Highlights from the metagenome sequences

In general, in the samples, metagenomes were more similar than metatranscriptomes. Photosynthesis genes showed both seasonal and diel changes: specifically, 10 times greater photosynthetic potential in winter than in summer and greater abundance at night in January and April. Gene fragments annotated to proteorhodopsin showed virtually no seasonal or diel fluctuations, however: only approximately 0.07% of the annotated functional profile from each sample. Other seasonal differences in metagenomic profiles included a considerably higher winter abundance (compared to spring or summer) of archaeal genes associated with lipid synthesis, thermosome chaperonins, RNA polymerase, small subunit ribosomal proteins, DNA replication, and rRNA modification. Diel differences were apparent among genes involved in respiratory metabolism, which were more abundant at night.

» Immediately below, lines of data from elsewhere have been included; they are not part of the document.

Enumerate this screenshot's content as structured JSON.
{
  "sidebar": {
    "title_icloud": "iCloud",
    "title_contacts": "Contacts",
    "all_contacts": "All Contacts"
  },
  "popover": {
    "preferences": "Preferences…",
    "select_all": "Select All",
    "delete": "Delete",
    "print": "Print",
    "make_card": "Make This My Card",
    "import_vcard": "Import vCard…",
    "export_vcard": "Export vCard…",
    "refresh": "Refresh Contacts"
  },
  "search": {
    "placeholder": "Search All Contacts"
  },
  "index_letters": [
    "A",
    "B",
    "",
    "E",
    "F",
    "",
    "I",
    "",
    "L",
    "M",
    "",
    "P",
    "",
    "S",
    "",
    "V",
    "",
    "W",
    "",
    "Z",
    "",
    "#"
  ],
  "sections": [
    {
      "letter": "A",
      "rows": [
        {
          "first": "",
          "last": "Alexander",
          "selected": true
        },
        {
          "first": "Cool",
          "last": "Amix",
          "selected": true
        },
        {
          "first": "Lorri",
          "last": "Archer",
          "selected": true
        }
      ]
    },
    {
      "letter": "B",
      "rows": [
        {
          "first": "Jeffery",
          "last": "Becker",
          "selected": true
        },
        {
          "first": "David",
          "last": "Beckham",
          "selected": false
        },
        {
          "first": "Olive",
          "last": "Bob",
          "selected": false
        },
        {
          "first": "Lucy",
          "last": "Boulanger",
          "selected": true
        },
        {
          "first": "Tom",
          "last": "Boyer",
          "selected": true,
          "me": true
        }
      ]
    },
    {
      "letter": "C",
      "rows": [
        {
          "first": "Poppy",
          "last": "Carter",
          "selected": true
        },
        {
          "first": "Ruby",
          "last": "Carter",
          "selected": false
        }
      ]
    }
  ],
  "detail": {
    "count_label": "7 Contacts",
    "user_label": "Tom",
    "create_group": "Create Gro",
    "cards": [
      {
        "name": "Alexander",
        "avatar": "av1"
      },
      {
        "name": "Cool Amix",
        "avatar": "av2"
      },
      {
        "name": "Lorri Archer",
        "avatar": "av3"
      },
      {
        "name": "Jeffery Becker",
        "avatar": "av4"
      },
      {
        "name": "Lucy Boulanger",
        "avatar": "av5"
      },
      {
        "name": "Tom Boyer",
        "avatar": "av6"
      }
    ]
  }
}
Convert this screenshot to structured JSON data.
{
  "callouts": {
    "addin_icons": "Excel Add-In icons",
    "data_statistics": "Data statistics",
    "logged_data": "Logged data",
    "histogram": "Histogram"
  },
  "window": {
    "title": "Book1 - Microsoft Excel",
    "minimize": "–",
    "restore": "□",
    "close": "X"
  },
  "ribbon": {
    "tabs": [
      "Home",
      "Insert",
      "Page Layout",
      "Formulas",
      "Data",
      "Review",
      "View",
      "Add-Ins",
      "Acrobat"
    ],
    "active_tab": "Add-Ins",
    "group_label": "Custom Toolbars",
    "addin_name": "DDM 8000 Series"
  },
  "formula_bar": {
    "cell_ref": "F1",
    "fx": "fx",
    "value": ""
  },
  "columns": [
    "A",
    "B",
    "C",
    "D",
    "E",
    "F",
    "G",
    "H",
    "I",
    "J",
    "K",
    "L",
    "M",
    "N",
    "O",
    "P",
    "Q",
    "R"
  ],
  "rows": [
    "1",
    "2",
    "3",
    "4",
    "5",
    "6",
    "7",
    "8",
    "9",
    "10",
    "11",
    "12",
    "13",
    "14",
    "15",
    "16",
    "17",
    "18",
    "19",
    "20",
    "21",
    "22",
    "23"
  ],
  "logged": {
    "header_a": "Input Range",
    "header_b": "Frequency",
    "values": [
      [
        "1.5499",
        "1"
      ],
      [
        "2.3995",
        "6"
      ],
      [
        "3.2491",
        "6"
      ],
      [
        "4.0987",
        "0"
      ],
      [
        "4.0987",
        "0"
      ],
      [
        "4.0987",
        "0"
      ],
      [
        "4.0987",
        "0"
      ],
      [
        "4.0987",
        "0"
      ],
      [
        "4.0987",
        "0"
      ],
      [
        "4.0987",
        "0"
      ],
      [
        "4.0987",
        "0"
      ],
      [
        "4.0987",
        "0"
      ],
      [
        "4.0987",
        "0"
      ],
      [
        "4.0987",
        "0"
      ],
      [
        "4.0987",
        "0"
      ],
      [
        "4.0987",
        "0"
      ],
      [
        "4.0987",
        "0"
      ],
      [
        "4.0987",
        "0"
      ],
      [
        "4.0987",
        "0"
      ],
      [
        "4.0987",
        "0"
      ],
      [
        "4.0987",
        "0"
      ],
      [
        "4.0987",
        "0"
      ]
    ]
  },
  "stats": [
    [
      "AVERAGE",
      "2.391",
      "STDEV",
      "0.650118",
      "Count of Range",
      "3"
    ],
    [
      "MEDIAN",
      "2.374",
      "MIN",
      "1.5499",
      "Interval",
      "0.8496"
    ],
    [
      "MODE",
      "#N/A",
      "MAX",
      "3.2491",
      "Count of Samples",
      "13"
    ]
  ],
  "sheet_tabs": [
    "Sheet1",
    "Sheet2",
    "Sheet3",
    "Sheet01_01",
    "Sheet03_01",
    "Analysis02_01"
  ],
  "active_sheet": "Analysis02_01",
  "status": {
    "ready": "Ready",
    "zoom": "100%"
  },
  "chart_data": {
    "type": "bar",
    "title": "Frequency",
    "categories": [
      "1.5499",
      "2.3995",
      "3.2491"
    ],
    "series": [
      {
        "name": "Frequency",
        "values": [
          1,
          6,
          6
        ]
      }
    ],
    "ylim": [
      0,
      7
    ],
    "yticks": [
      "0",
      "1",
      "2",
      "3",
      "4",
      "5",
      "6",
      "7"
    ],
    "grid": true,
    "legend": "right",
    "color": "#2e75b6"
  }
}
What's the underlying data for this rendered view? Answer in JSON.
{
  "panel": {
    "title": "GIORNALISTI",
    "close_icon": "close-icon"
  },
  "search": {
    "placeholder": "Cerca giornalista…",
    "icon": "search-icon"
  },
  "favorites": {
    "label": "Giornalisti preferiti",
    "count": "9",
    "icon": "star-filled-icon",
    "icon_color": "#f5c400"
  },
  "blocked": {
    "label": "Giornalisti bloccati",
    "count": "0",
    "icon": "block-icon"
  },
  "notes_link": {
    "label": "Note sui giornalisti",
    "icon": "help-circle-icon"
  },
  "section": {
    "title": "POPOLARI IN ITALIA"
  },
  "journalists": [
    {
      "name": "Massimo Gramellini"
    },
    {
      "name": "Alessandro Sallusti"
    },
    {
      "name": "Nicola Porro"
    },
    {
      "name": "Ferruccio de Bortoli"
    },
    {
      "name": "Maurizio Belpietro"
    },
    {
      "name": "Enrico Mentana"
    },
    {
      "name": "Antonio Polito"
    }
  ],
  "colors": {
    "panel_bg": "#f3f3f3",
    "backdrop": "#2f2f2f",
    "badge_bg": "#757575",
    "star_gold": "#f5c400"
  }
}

The metatranscriptomic photosynthetic profiles were similar to those of the metagenomes in that photosynthesis genes were most abundant in January and virtually absent in August. Photosynthetic transcripts also were most abundant during the winter. On the other hand, unlike metagenomes, they were most abundant in the daytime in all months. Other seasonal differences in metatranscriptomic seasonal profiles included a greater abundance of transcripts related to membrane transport, especially amino acid transport, in summer when nutrients and dissolved organic material (DOM) are least abundant. The diel metatranscriptional profiles for January showed considerable difference in functions (in addition to photosynthesis); for example, transcripts relating to nitrogen cycling were most abundant during the day and were associated mainly with ammonification. Cell wall and capsule and cell division and cycle were upregulated at night, suggesting a nocturnal increase in cell division, potentially associated with the Cyanobacteria. Similarly, April samples showed a considerable up-regulation in RNA metabolism during the day, resulting primarily from an increase in group I intron and RNA polymerase transcripts. In August, transcripts with homology to membrane transport were upregulated during the day, while transcripts associated with motility and chemotaxis and with the synthesis of cofactors, vitamins, prosthetic groups, and pigments were considerably upregulated at night, suggesting that nocturnal motility and cellular activity (nucleotide and amino acid synthesis) were also upregulated.